Cenaze

115 9 2
                                    

Amca demek baba yarısıdır,  hatta bazen de  baban bile olabilir.
Amcam bana babamdan çok bakmış , sevmişti. Onu kaybetmenin acısı babamı kaybetmenin acısı , kokusunu kaybetmenin acısı kadar büyüktü .
Ciğerim öyle yanıyor , yüreğim öyle saplanıyorduki,  bir yanımın eksikliğini hissediyor,  dün daha beraber olduğun insan artık hiç bir zaman hayatında hiç bir zaman artık olmucaktı. Ne bir saniye ne bir salisiye. Bir hiçti artık o .
Hepimiz öyle yıkılmış durumdaydıkki gözler birşey görmüyor sadece içeriden  gelen gözyaşları,  ve evi kaplamış siyah yas bulutları ...
Bir kaç saat sonra cenaze kalkacaktı. Evi iyice dolaşmış, koridorun duvarın da , beyaz çerçevenin içinde duran fotoğrafı sanki gerçekten veda edeceğini biliyor gibi , o umut dolu gözleriyle bana bakıyordu. Artık nefesim kesilmişti. Bu evden çıkmak istiyordum. Duvarlar üstüme üstüme geliyordu. Sim siyaha bürünmüş Üstüm ve başımdaki siyah şal ile şişmiş gözlerimi aynada görünce . Hıçkıra Hıçkıra ağlayarak nere gittiğimi bilmeden evden çıktım ve koşmaya başladım. Öyle bir ağlıyordumki yüreğim dinene kadar. Ve o kadar hızlı koşuyordumki nere , hangi adrese gittiğimi bile bilmiyordum.
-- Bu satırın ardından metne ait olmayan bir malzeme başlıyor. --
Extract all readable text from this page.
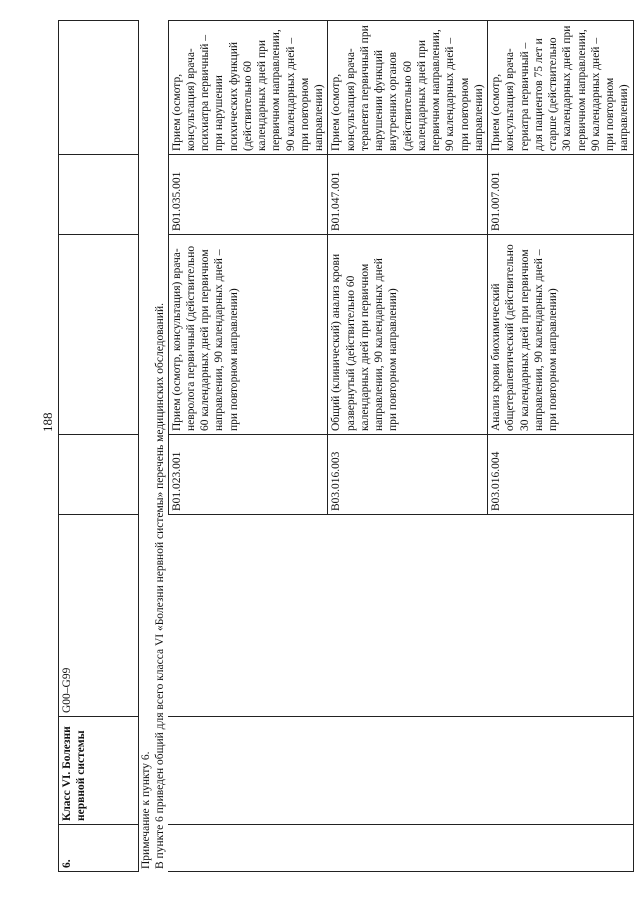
188
6.	Класс VI. Болезни нервной системы	G00–G99				
Примечание к пункту 6.
В пункте 6 приведен общий для всего класса VI «Болезни нервной системы» перечень медицинских обследований.
			B01.023.001	Прием (осмотр, консультация) врача-невролога первичный (действительно 60 календарных дней при первичном направлении, 90 календарных дней – при повторном направлении)	B01.035.001	Прием (осмотр, консультация) врача-психиатра первичный – при нарушении психических функций (действительно 60 календарных дней при первичном направлении, 90 календарных дней – при повторном направлении)
			B03.016.003	Общий (клинический) анализ крови развернутый (действительно 60 календарных дней при первичном направлении, 90 календарных дней при повторном направлении)	B01.047.001	Прием (осмотр, консультация) врача-терапевта первичный при нарушении функций внутренних органов (действительно 60 календарных дней при первичном направлении, 90 календарных дней – при повторном направлении)
			B03.016.004	Анализ крови биохимический общетерапевтический (действительно 30 календарных дней при первичном направлении, 90 календарных дней – при повторном направлении)	B01.007.001	Прием (осмотр, консультация) врача-гериатра первичный – для пациентов 75 лет и старше (действительно 30 календарных дней при первичном направлении, 90 календарных дней – при повторном направлении)
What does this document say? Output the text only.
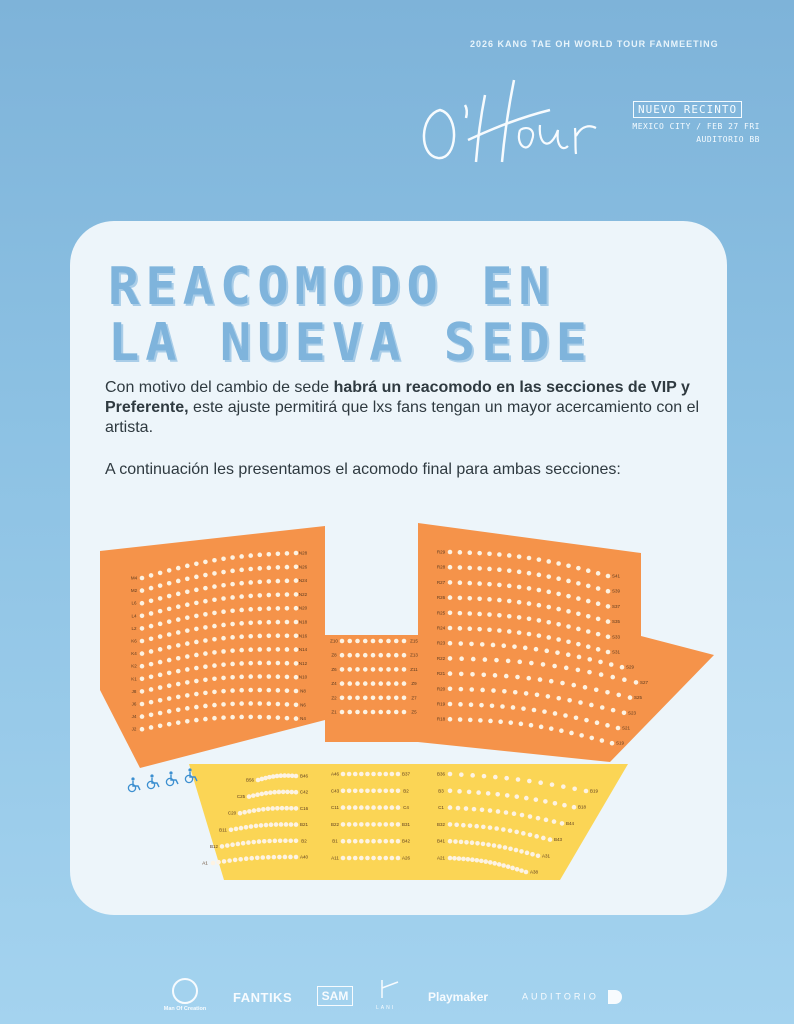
2026 KANG TAE OH WORLD TOUR FANMEETING
NUEVO RECINTO
MEXICO CITY / FEB 27 FRI
AUDITORIO BB
REACOMODO EN
LA NUEVA SEDE

Con motivo del cambio de sede habrá un reacomodo en las secciones de VIP y Preferente, este ajuste permitirá que lxs fans tengan un mayor acercamiento con el artista.

A continuación les presentamos el acomodo final para ambas secciones:

M4
N28
M2
N26
L6
N24
L4
N22
L2
N20
K6
N18
K4
N16
K2
N14
K1
N12
J8
N10
J6
N8
J4
N6
J2
N4
Z10	Z15
Z8	Z13
Z6	Z11
Z4	Z9
Z2	Z7
Z1	Z5
R29
S41
R28
S39
R27
S37
R26
S35
R25
S33
R24
S31
R23
S29
R22
S27
R21
S25
R20
S23
R19
S21
R18
S19
B56
B46
C25
C42
C20
C16
B11
B21
B12
B2
A1
A40
A46	B37
C43	B2
C11	C4
B22	B31
B1	B42
A11	A26
B36
B19
B3
B18
C1
B44
B32
B43
B41
A31
A21
A38
Man Of Creation
FANTIKS	SAM
LANI
Playmaker	AUDITORIO
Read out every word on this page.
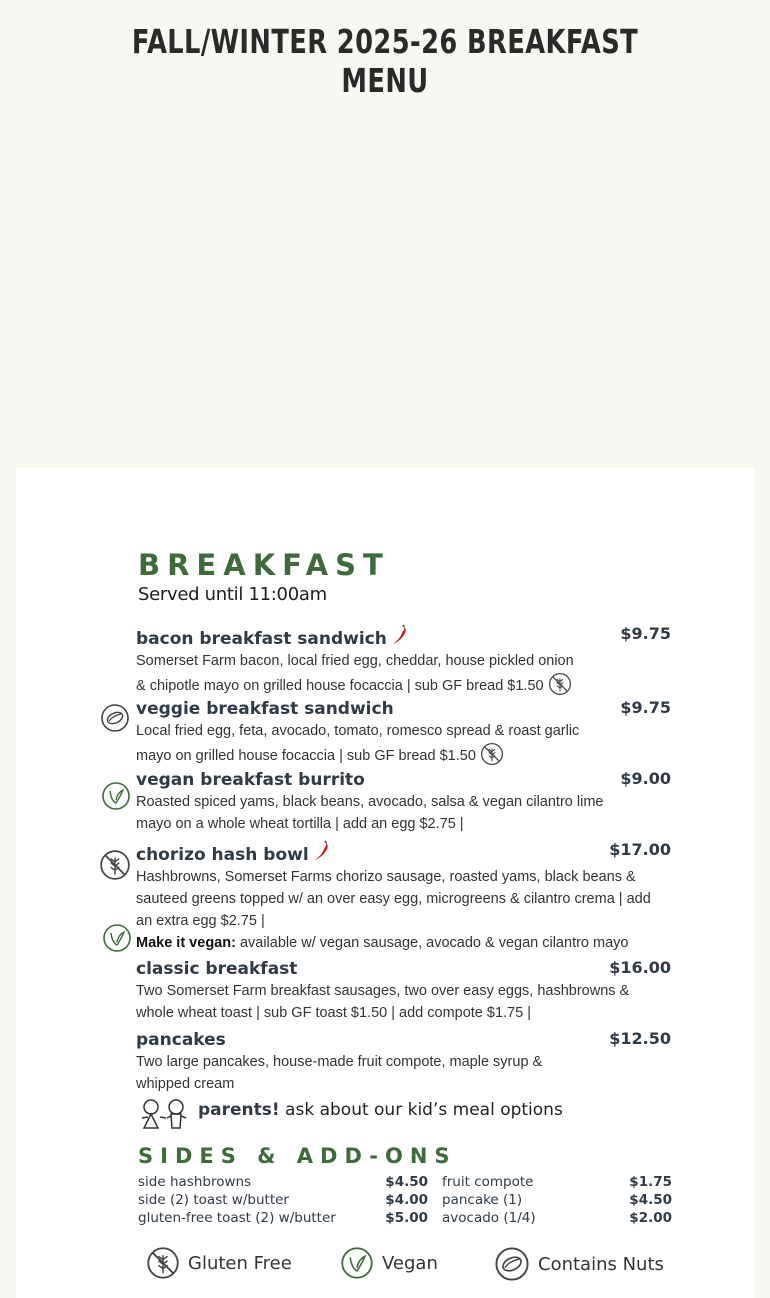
FALL/WINTER 2025-26 BREAKFAST MENU
BREAKFAST
Served until 11:00am
bacon breakfast sandwich	$9.75
Somerset Farm bacon, local fried egg, cheddar, house pickled onion & chipotle mayo on grilled house focaccia | sub GF bread $1.50
veggie breakfast sandwich	$9.75
Local fried egg, feta, avocado, tomato, romesco spread & roast garlic mayo on grilled house focaccia | sub GF bread $1.50
vegan breakfast burrito	$9.00
Roasted spiced yams, black beans, avocado, salsa & vegan cilantro lime mayo on a whole wheat tortilla | add an egg $2.75 |
chorizo hash bowl	$17.00
Hashbrowns, Somerset Farms chorizo sausage, roasted yams, black beans & sauteed greens topped w/ an over easy egg, microgreens & cilantro crema | add an extra egg $2.75 |
Make it vegan: available w/ vegan sausage, avocado & vegan cilantro mayo
classic breakfast	$16.00
Two Somerset Farm breakfast sausages, two over easy eggs, hashbrowns & whole wheat toast | sub GF toast $1.50 | add compote $1.75 |
pancakes	$12.50
Two large pancakes, house-made fruit compote, maple syrup & whipped cream
parents! ask about our kid’s meal options
SIDES & ADD-ONS
side hashbrowns	$4.50
side (2) toast w/butter	$4.00
gluten-free toast (2) w/butter	$5.00
fruit compote	$1.75
pancake (1)	$4.50
avocado (1/4)	$2.00
Gluten Free	Vegan	Contains Nuts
Arkamdan kolumu tuttu. Evet oydu. Onun karşısında bile göz yaşlarımı tutamıyordum. Beni göğsünü alarak sım sıkı sarılarak,  elini başımın etrafına alarak :
- Tamam , ağla ağla ve rahatla , gözyaşların bitene kadar .
Dedi .
Çok farklıydı. Yanan ciğerimi sanki bir buz değmiş gibi , öyle eksiktimki sanki acımı , yaramı sarıyorlardı . O sarılışını iliklerime kadar hissetmiştim. Hiç bırakmasın,  ölene kadar , nefesim bitene kadar , kanımın son damlası akana kadar böyle dursaydık. Giydiği açık mavi , beyaz çizgili gömlek âdeta benim gözyaşlarıma bulanmış,  ve üstümüzde duran kara bulutlar gözlerime uymuş,  hızlı bir yağmur yağmaya başlamıştı. Sadece sustuk  o beni hiç eksiksiz sarmış ben ise göğsünde eksiksiz ağlıyordum.